Hence, I am still not convinced that the effect does not exist, although I admit that I am not sure how audible it is. If you plug different values of mass and thermal capacity in your temperature rate equation you will find orders of magnitude difference between a compression driver and a 1" direct radiation tweeter.

If "dynamics" is not thermal then what is it? That question still remains on the table if your conclusion is correct. I have tried to track down this well acknowledged subjective effect and thermal is all that I can come up with.

Finally
 
Earl,
Thanks for the rebuttal, I don't have the math but I do believe the effect is real. I was talking about high powered drivers used for PA over long periods of time. I guess these guys have never measured an actual speaker and the temperature rise in not only the voicecoil but the magnetic assembly over time. It becomes a runaway affect as the mass surrounding the voicecoil can not absorb the radiated heat fast enough to control the thermal effects and air is a lousy thermal absorber.
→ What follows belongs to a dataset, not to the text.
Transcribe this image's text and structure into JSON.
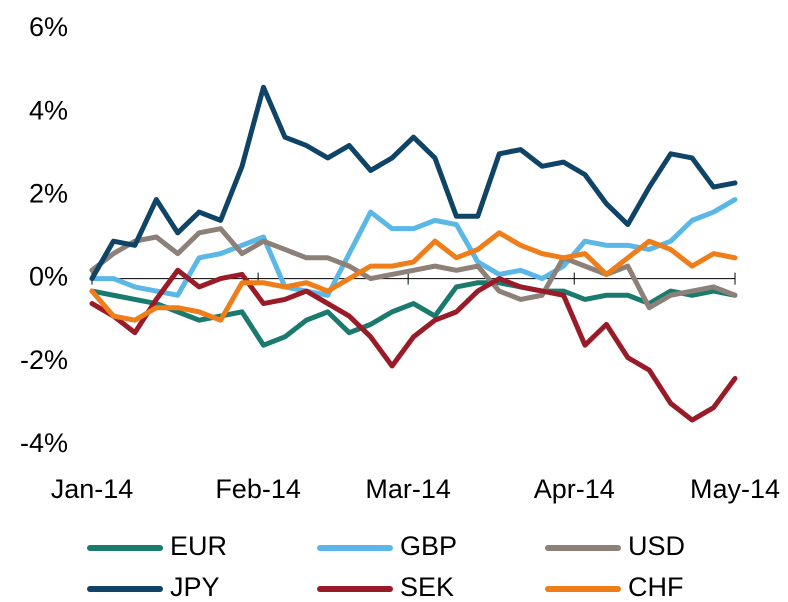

I don't have my loudspeaker journal from the AES at hand but I know this subject is covered in one of the technical papers, and those are all vetted papers. I do believe that this effect exists at lower levels but not as a drastic affect like a bass speaker running on the thermal limit with max excursion, but I kept trying to point to the micro effects of heating a voicecoil, the effect is just magnitudes lessor in effect, but it is still there.